# Problem Programmieren



## HolgerB (21. Feb 2008)

Hallo,

derzeit mache ich eine Umschulung zum FISI und in dieser Ausbildung ist Programmierung dabei. Java, PHP und SQL sind die Sprachen die wir beigebracht bekommen haben.

Mein Problem ist, dass ich die Programmierlogik nicht hin bekomme. Ich möchte gerne aus Eigeninteresse Programmieren können aber der Knoten im Kopf will nicht platzen.

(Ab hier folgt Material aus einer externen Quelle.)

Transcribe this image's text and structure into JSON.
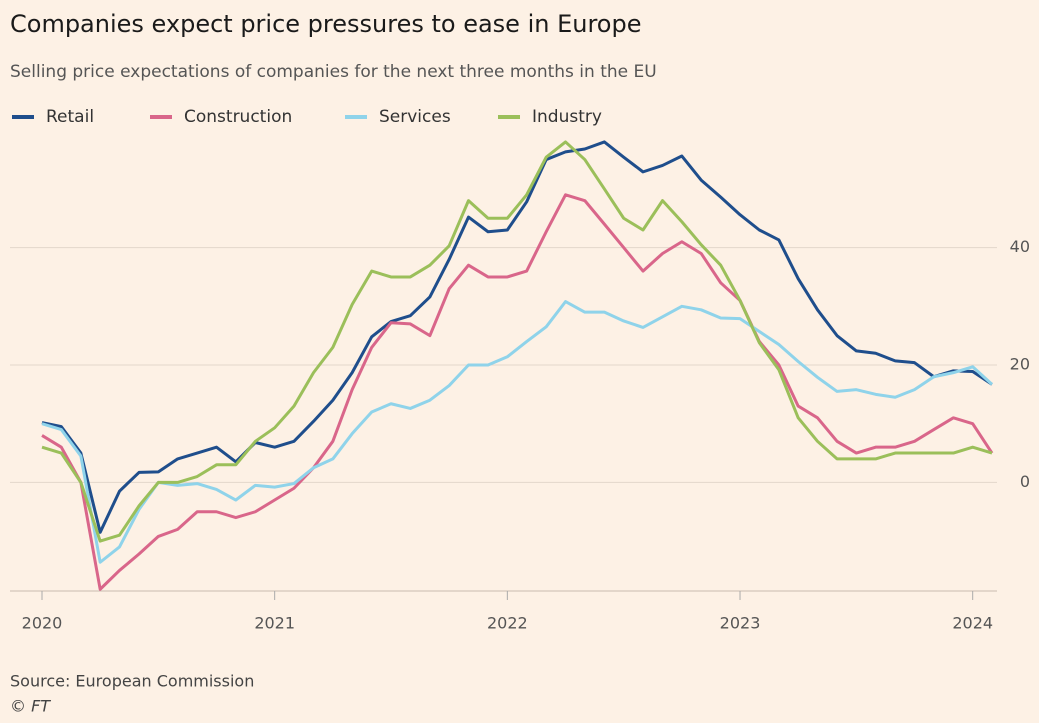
{
  "chart_data": {
    "type": "line",
    "title": "Companies expect price pressures to ease in Europe",
    "subtitle": "Selling price expectations of companies for the next three months in the EU",
    "source": "Source: European Commission",
    "credit": "© FT",
    "x": [
      2020,
      2020.083,
      2020.167,
      2020.25,
      2020.333,
      2020.417,
      2020.5,
      2020.583,
      2020.667,
      2020.75,
      2020.833,
      2020.917,
      2021,
      2021.083,
      2021.167,
      2021.25,
      2021.333,
      2021.417,
      2021.5,
      2021.583,
      2021.667,
      2021.75,
      2021.833,
      2021.917,
      2022,
      2022.083,
      2022.167,
      2022.25,
      2022.333,
      2022.417,
      2022.5,
      2022.583,
      2022.667,
      2022.75,
      2022.833,
      2022.917,
      2023,
      2023.083,
      2023.167,
      2023.25,
      2023.333,
      2023.417,
      2023.5,
      2023.583,
      2023.667,
      2023.75,
      2023.833,
      2023.917,
      2024,
      2024.083
    ],
    "series": [
      {
        "name": "Retail",
        "color": "#1f4e8c",
        "values": [
          10.2,
          9.5,
          5,
          -8.5,
          -1.5,
          1.7,
          1.8,
          4,
          5,
          6,
          3.5,
          6.8,
          6,
          7,
          10.4,
          14,
          18.7,
          24.8,
          27.4,
          28.4,
          31.6,
          38,
          45.2,
          42.7,
          43,
          47.8,
          55,
          56.3,
          56.8,
          58,
          55.4,
          52.9,
          54,
          55.6,
          51.5,
          48.6,
          45.6,
          43,
          41.3,
          34.7,
          29.4,
          25,
          22.4,
          22,
          20.7,
          20.4,
          18,
          19,
          18.9,
          16.7
        ]
      },
      {
        "name": "Construction",
        "color": "#d9668a",
        "values": [
          8,
          6,
          0,
          -18.2,
          -15,
          -12.2,
          -9.2,
          -8,
          -5,
          -5,
          -6,
          -5,
          -3,
          -1,
          2.5,
          7,
          15.8,
          23,
          27.2,
          27,
          25,
          33,
          37,
          35,
          35,
          36,
          42.7,
          49,
          48,
          44,
          40,
          36,
          39,
          41,
          39,
          34,
          31,
          24,
          20,
          13,
          11,
          7,
          5,
          6,
          6,
          7,
          9,
          11,
          10,
          5
        ]
      },
      {
        "name": "Services",
        "color": "#8fd3ea",
        "values": [
          10,
          9,
          4.5,
          -13.6,
          -11,
          -4.6,
          0,
          -0.5,
          -0.2,
          -1.2,
          -3,
          -0.5,
          -0.8,
          -0.2,
          2.5,
          4,
          8.3,
          12,
          13.4,
          12.6,
          14,
          16.5,
          20,
          20,
          21.4,
          24,
          26.5,
          30.8,
          29,
          29,
          27.5,
          26.4,
          28.2,
          30,
          29.4,
          28,
          27.9,
          25.7,
          23.5,
          20.6,
          17.9,
          15.5,
          15.8,
          15,
          14.5,
          15.8,
          18,
          18.7,
          19.7,
          16.7
        ]
      },
      {
        "name": "Industry",
        "color": "#9bbf5a",
        "values": [
          6,
          5,
          0,
          -10,
          -9,
          -4,
          0,
          0,
          1,
          3,
          3,
          7,
          9.3,
          13,
          18.7,
          23,
          30.3,
          36,
          35,
          35,
          37,
          40.3,
          48,
          45,
          45,
          49,
          55.4,
          58,
          55,
          50,
          45,
          43,
          48,
          44.4,
          40.5,
          37,
          31,
          23.8,
          19.2,
          11,
          7,
          4,
          4,
          4,
          5,
          5,
          5,
          5,
          6,
          5
        ]
      }
    ],
    "xlim": [
      2020,
      2024.083
    ],
    "xticks": [
      2020,
      2021,
      2022,
      2023,
      2024
    ],
    "ylim": [
      -18.5,
      58.5
    ],
    "yticks": [
      0,
      20,
      40
    ],
    "grid": true,
    "legend": "top-left"
  }
}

Die Syntax ist nicht das Problem, nur das programmieren an sich.

Bin ich mit 33 schon zu alt um programmieren zu lernen?

Habt ihr eventuell Tipps für mich?

Grüße
Holger


----------



## 0x7F800000 (21. Feb 2008)

> 33 schon zu alt um programmieren zu lernen?


das kann ich leider absolut nicht beurteilen...

Aber was ist denn konkret dein Problem mit der Programmierung? 
Hast du allgemein Schwierigkeiten irgendwelche Algorithmen auszuformulieren oder nachzuvollziehen?
Hast du Schwierigkeiten Überblick zu behalten, wenn die Projekte zu umfangreich werden?
Hast du Probleme damit, überhaupt grob zu umreissen, was zur Lösung eines Problems notwendig ist, 
oder ist es eher so, dass du dir im großen und ganzen gut vorstellst was zu tun ist, dann aber bei der konkreten Umsetzung nicht weiterkommst?

Ich meine: wenn Eigeninteresse vorhanden ist, dann müsste man einfach nur möglichst viel Üben, und vor allem bereits fertiggestellte Projekte kritisch betrachten, und nach Verbesserungsmöglichkeiten suchen...


----------



## HolgerB (21. Feb 2008)

Hallo Andrey,



> Aber was ist denn konkret dein Problem mit der Programmierung?
> Hast du allgemein Schwierigkeiten irgendwelche Algorithmen auszuformulieren oder nachzuvollziehen?



Ja. Zum Beispiel Fakultät, eigentlich einfach nur das in einen Algorithmus umsetzen...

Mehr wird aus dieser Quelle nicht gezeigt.